Odparcie ataku przez niewielką fortecę jasnogórską, nazywaną pogardliwie przez generała Millera „kurnikiem”, miało ogromne znaczenie religijne i polityczne, a zwycięstwo przypisano nie tyle sprawności załogi i wytrzymałości murów, co wstawiennictwu i opiece samej Matki Bożej. To sprawiło, że na audiencje u Jasnogórskiej Monarchini przybywali pątnicy z całej Europy, a nawet spoza jej granic.
Wdzięczny król Jan Kazimierz 1 kwietnia 1656 roku w uroczystym ślubowaniu we Lwowie oddał kraj pod władzę Matki Bożej, obierając Ją za Patronkę i Królową państwa. Rok później przybył zaś na Jasną Górę, pomagając w odbudowie twierdzy. Dnia 8 września 1717 roku na Jasnej Górze odbyła się koronacja Matki Bożej. Była to pierwsza koronacja obrazu poza Rzymem. Odtąd miejsce to stało się symbolem wolności narodowej i religijnej.
Wolność mimo niewoli
– Podobnych „potopów”, jak ten w 1655 roku, było w naszym sanktuarium co najmniej kilka, a rola klasztoru zawsze była taka sama. – twierdzi o. Roman Majewski, przeor jasnogórski.
Kiedy Polska została podzielona między trzech zaborców i przestało istnieć państwo polskie, nie zginął duch narodu. Jednym z ośrodków moralnego i patriotycznego wzrostu była Jasna Góra. Wtedy również zakonnikom przyszło bronić twierdzy, jednak 8 kwietnia 1813 roku zajęły ją wojska moskiewskie. Car Aleksander I nakazał zburzyć forteczne mury, które odbudowano 30 lat później za zgodą cara Mikołaja I.

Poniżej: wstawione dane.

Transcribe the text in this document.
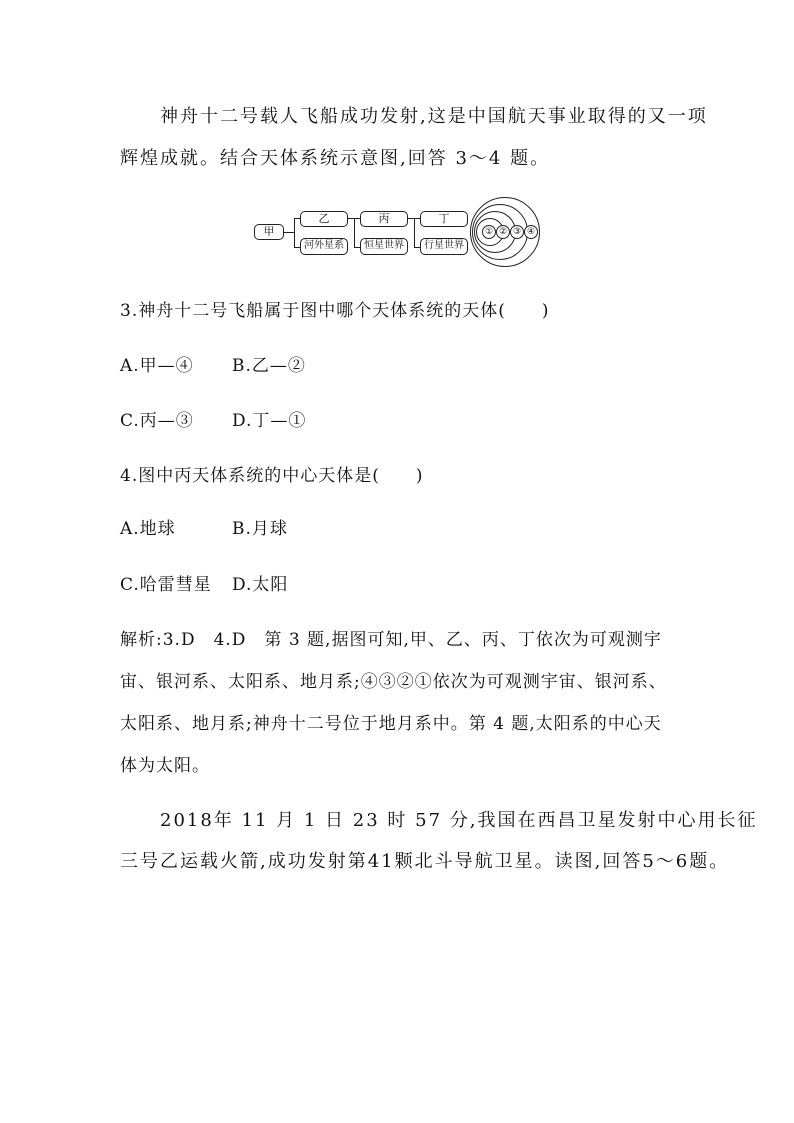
神舟十二号载人飞船成功发射,这是中国航天事业取得的又一项
辉煌成就。结合天体系统示意图,回答 3～4 题。
甲
乙
河外星系
丙
恒星世界
丁
行星世界
① ② ③ ④
3.神舟十二号飞船属于图中哪个天体系统的天体(　　)
A.甲—④ B.乙—②
C.丙—③ D.丁—①
4.图中丙天体系统的中心天体是(　　)
A.地球	B.月球
C.哈雷彗星 D.太阳
解析:3.D　4.D　第 3 题,据图可知,甲、乙、丙、丁依次为可观测宇
宙、银河系、太阳系、地月系;④③②①依次为可观测宇宙、银河系、
太阳系、地月系;神舟十二号位于地月系中。第 4 题,太阳系的中心天
体为太阳。
2018年 11 月 1 日 23 时 57 分,我国在西昌卫星发射中心用长征
三号乙运载火箭,成功发射第41颗北斗导航卫星。读图,回答5～6题。
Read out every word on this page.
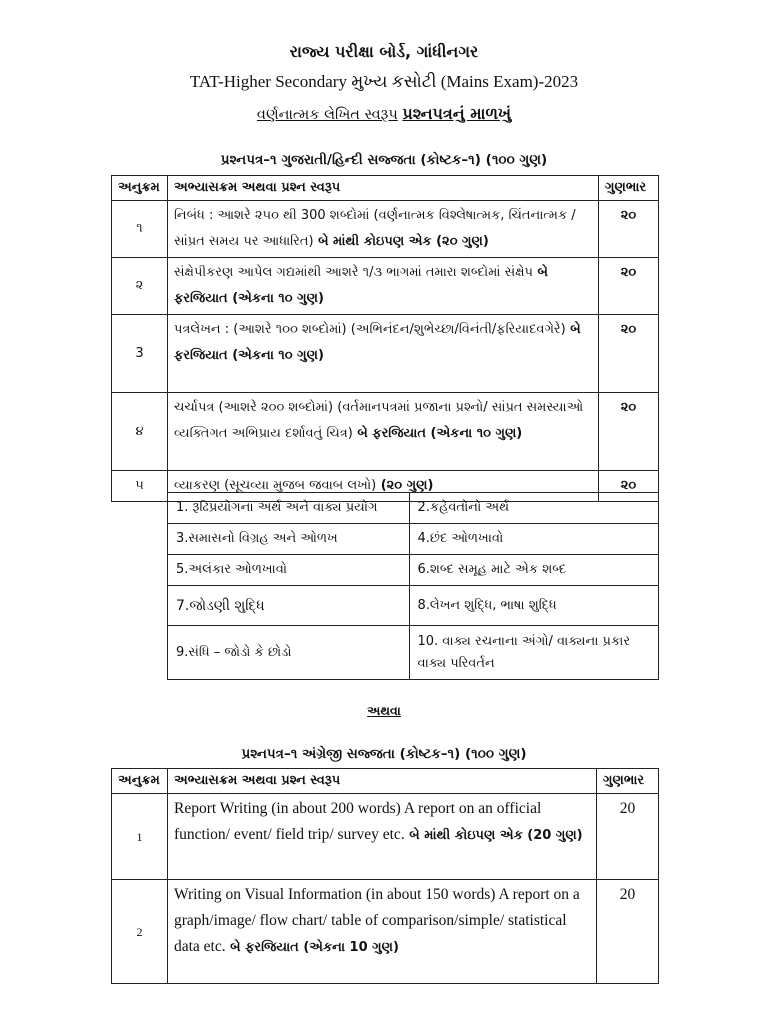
રાજ્ય પરીક્ષા બોર્ડ, ગાંધીનગર
TAT-Higher Secondary મુખ્ય કસોટી (Mains Exam)-2023
વર્ણનાત્મક લેખિત સ્વરૂપ પ્રશ્નપત્રનું માળખું
પ્રશ્નપત્ર–૧ ગુજરાતી/હિન્દી સજ્જતા (કોષ્ટક–૧) (૧૦૦ ગુણ)
અનુક્રમ	અભ્યાસક્રમ અથવા પ્રશ્ન સ્વરૂપ	ગુણભાર
૧	નિબંધ : આશરે ૨૫૦ થી 300 શબ્દોમાં (વર્ણનાત્મક વિશ્લેષાત્મક, ચિંતનાત્મક /સાંપ્રત સમય પર આધારિત) બે માંથી કોઇપણ એક (૨૦ ગુણ)	૨૦
૨	સંક્ષેપીકરણ આપેલ ગદ્યમાંથી આશરે ૧/૩ ભાગમાં તમારા શબ્દોમાં સંક્ષેપ બે ફરજિયાત (એકના ૧૦ ગુણ)	૨૦
3	પત્રલેખન : (આશરે ૧૦૦ શબ્દોમાં) (અભિનંદન/શુભેચ્છા/વિનંતી/ફરિયાદવગેરે) બે ફરજિયાત (એકના ૧૦ ગુણ)	૨૦
૪	ચર્ચાપત્ર (આશરે ૨૦૦ શબ્દોમાં) (વર્તમાનપત્રમાં પ્રજાના પ્રશ્નો/ સાંપ્રત સમસ્યાઓ વ્યક્તિગત અભિપ્રાય દર્શાવતું ચિત્ર) બે ફરજિયાત (એકના ૧૦ ગુણ)	૨૦
૫	વ્યાકરણ (સૂચવ્યા મુજબ જવાબ લખો) (૨૦ ગુણ)	૨૦
1. રૂઢિપ્રયોગના અર્થ અને વાક્ય પ્રયોગ	2.કહેવતોનો અર્થ
3.સમાસનો વિગ્રહ અને ઓળખ	4.છંદ ઓળખાવો
5.અલંકાર ઓળખાવો	6.શબ્દ સમૂહ માટે એક શબ્દ
7.જોડણી શુદ્ધિ	8.લેખન શુદ્ધિ, ભાષા શુદ્ધિ
9.સંધિ – જોડો કે છોડો	10. વાક્ય રચનાના અંગો/ વાક્યના પ્રકાર વાક્ય પરિવર્તન
અથવા
પ્રશ્નપત્ર–૧ અંગ્રેજી સજ્જતા (કોષ્ટક–૧) (૧૦૦ ગુણ)
અનુક્રમ	અભ્યાસક્રમ અથવા પ્રશ્ન સ્વરૂપ	ગુણભાર
1	Report Writing (in about 200 words) A report on an official function/ event/ field trip/ survey etc. બે માંથી કોઇપણ એક (20 ગુણ)	20
2	Writing on Visual Information (in about 150 words) A report on a graph/image/ flow chart/ table of comparison/simple/ statistical data etc. બે ફરજિયાત (એકના 10 ગુણ)	20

W czasie niewoli sanktuarium częstochowskie było miejscem nieustannych pielgrzymek i modlitw, które zaborcom nieraz kojarzyły się z akcjami konspiracyjnymi, a część paulinów skazano nawet na wywózkę na Syberię.

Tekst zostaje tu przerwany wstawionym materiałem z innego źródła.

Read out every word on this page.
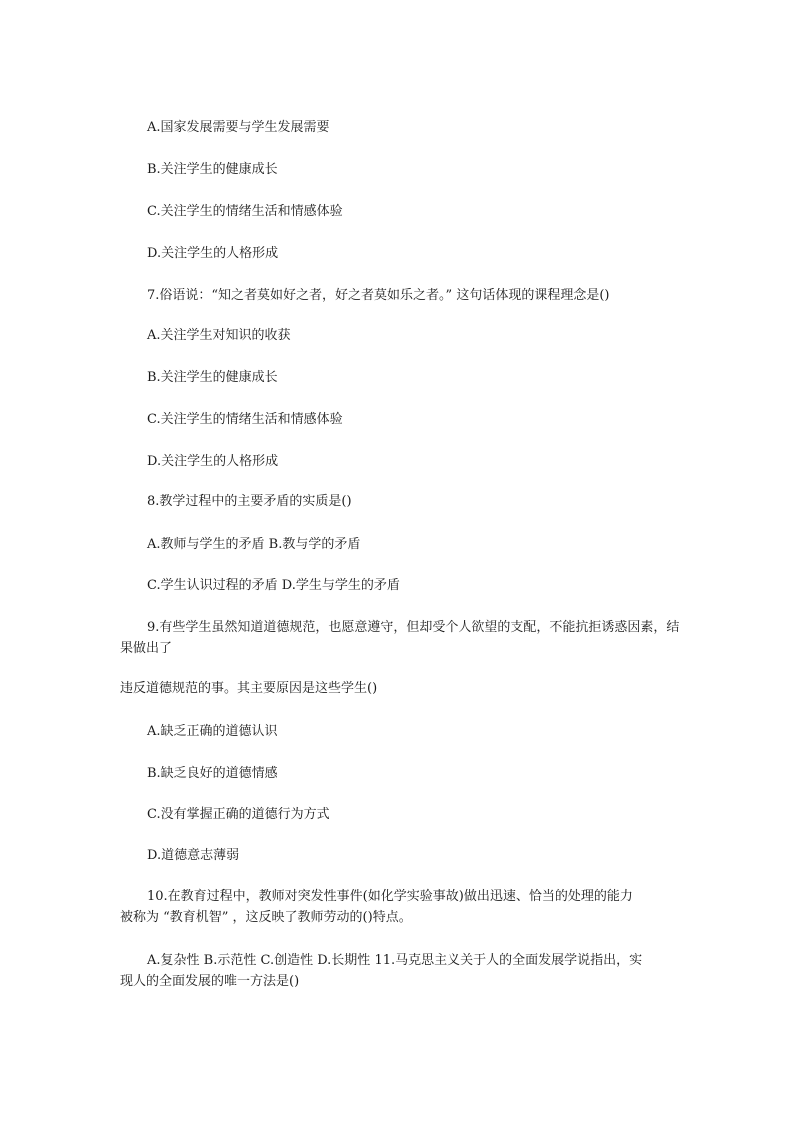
A.国家发展需要与学生发展需要

B.关注学生的健康成长

C.关注学生的情绪生活和情感体验

D.关注学生的人格形成

7.俗语说：“知之者莫如好之者，好之者莫如乐之者。” 这句话体现的课程理念是()

A.关注学生对知识的收获

B.关注学生的健康成长

C.关注学生的情绪生活和情感体验

D.关注学生的人格形成

8.教学过程中的主要矛盾的实质是()

A.教师与学生的矛盾 B.教与学的矛盾

C.学生认识过程的矛盾 D.学生与学生的矛盾

9.有些学生虽然知道道德规范，也愿意遵守，但却受个人欲望的支配，不能抗拒诱惑因素，结

果做出了

违反道德规范的事。其主要原因是这些学生()

A.缺乏正确的道德认识

B.缺乏良好的道德情感

C.没有掌握正确的道德行为方式

D.道德意志薄弱

10.在教育过程中，教师对突发性事件(如化学实验事故)做出迅速、恰当的处理的能力

被称为 “教育机智” ，这反映了教师劳动的()特点。

A.复杂性 B.示范性 C.创造性 D.长期性 11.马克思主义关于人的全面发展学说指出，实

现人的全面发展的唯一方法是()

W 1864 roku car Aleksander II zlikwidował ukazem większość klasztorów, oszczędził jednak jasnogórski, choć nie obyło się bez reorganizacji i cięć majątkowych. Dopiero po odzyskaniu niepodległości w 1918 roku życie klasztoru wracało powoli do normy. 22 maja nastąpiła ponowna uroczysta koronacja Wizerunku Matki Bożej. Papież Pius X ofiarował wówczas korony Pani Jasnogórskiej na miejsce skradzionych w 1909 roku koron papieża Klemensa XI.
Wraz z wybuchem II wojny Częstochowa znalazła się w granicach Generalnego Gubernatorstwa, a wojska niemieckie stacjonowały w klasztorze aż do stycznia 1945 roku. Mimo, że zakazano zbiorowych pielgrzymek, one nie ustały. Bramy były otwarte i na każdego czekał kawałek chleba. Ponadto Jasna Góra tradycyjnie była miejscem spotkań przedstawicieli Państwa Podziemnego. 16 stycznia 1945 roku, po natarciu radzieckich czołgów, wojska niemieckie opuściły w popłochu wzgórze jasnogórskie.

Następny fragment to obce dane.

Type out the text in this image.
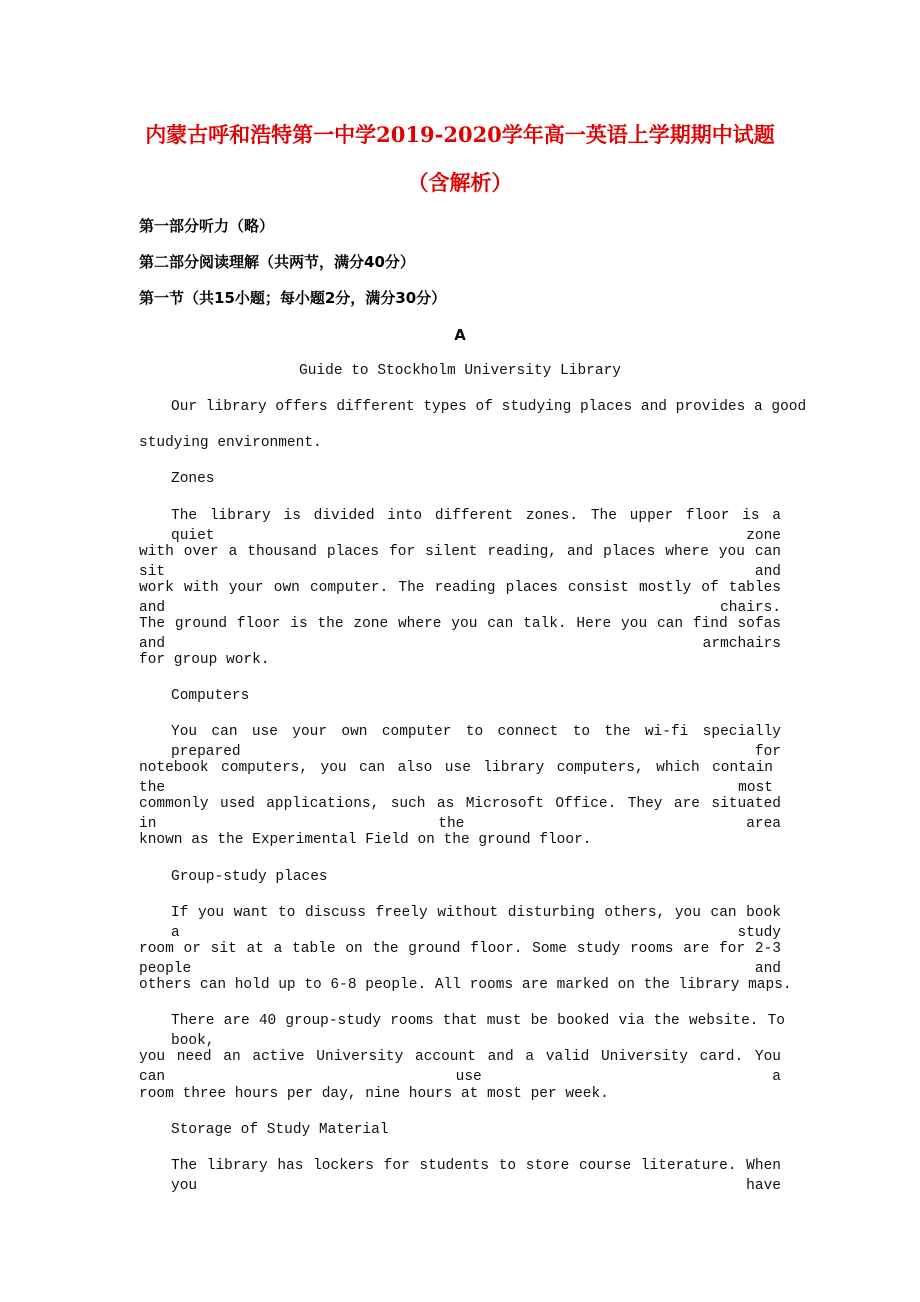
内蒙古呼和浩特第一中学2019-2020学年高一英语上学期期中试题
（含解析）
第一部分听力（略）
第二部分阅读理解（共两节，满分40分）
第一节（共15小题；每小题2分，满分30分）
A
Guide to Stockholm University Library
Our library offers different types of studying places and provides a good
studying environment.
Zones
The library is divided into different zones. The upper floor is a quiet zone
with over a thousand places for silent reading, and places where you can sit and
work with your own computer. The reading places consist mostly of tables and chairs.
The ground floor is the zone where you can talk. Here you can find sofas and armchairs
for group work.
Computers
You can use your own computer to connect to the wi-fi specially prepared for
notebook computers, you can also use library computers, which contain the most
commonly used applications, such as Microsoft Office. They are situated in the area
known as the Experimental Field on the ground floor.
Group-study places
If you want to discuss freely without disturbing others, you can book a study
room or sit at a table on the ground floor. Some study rooms are for 2-3 people and
others can hold up to 6-8 people. All rooms are marked on the library maps.
There are 40 group-study rooms that must be booked via the website. To book,
you need an active University account and a valid University card. You can use a
room three hours per day, nine hours at most per week.
Storage of Study Material
The library has lockers for students to store course literature. When you have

– Paulini strzegli i nadal strzegą Cudownego Obrazu Matki Bożej, całego sanktuarium i jego charyzmatu. Nasza postawa nie zmieniła się w czasach PRL. Żyją przecież świadkowie tamtych dziesięcioleci, w których władza uwięziła w klasztorze peregrynujący po diecezjach wizerunek jasnogórski, licząc, że osłabi to wiarę Polaków i oddziaływanie sługi Bożego kard. Stefana Wyszyńskiego. Nie osłabiła – mówi o. Roman Majewski. – Nie pomogły brutalne wejścia SB na teren Jasnej Góry, posterunki MO przy bramach klasztornych, wzywanie paulinów na partyjne „dywaniki”, wszechobecni donosiciele i prowokatorzy, próby utrudniania ruchu pielgrzymkowego, czy pomysły na Częstochowę, której symbolem miała być huta im. Bieruta i nowoczesna arteria oddzielająca „ludzi nowoczesnych” od „ciemnogrodu”. To wszystko nie przyniosło zamierzonego efektu.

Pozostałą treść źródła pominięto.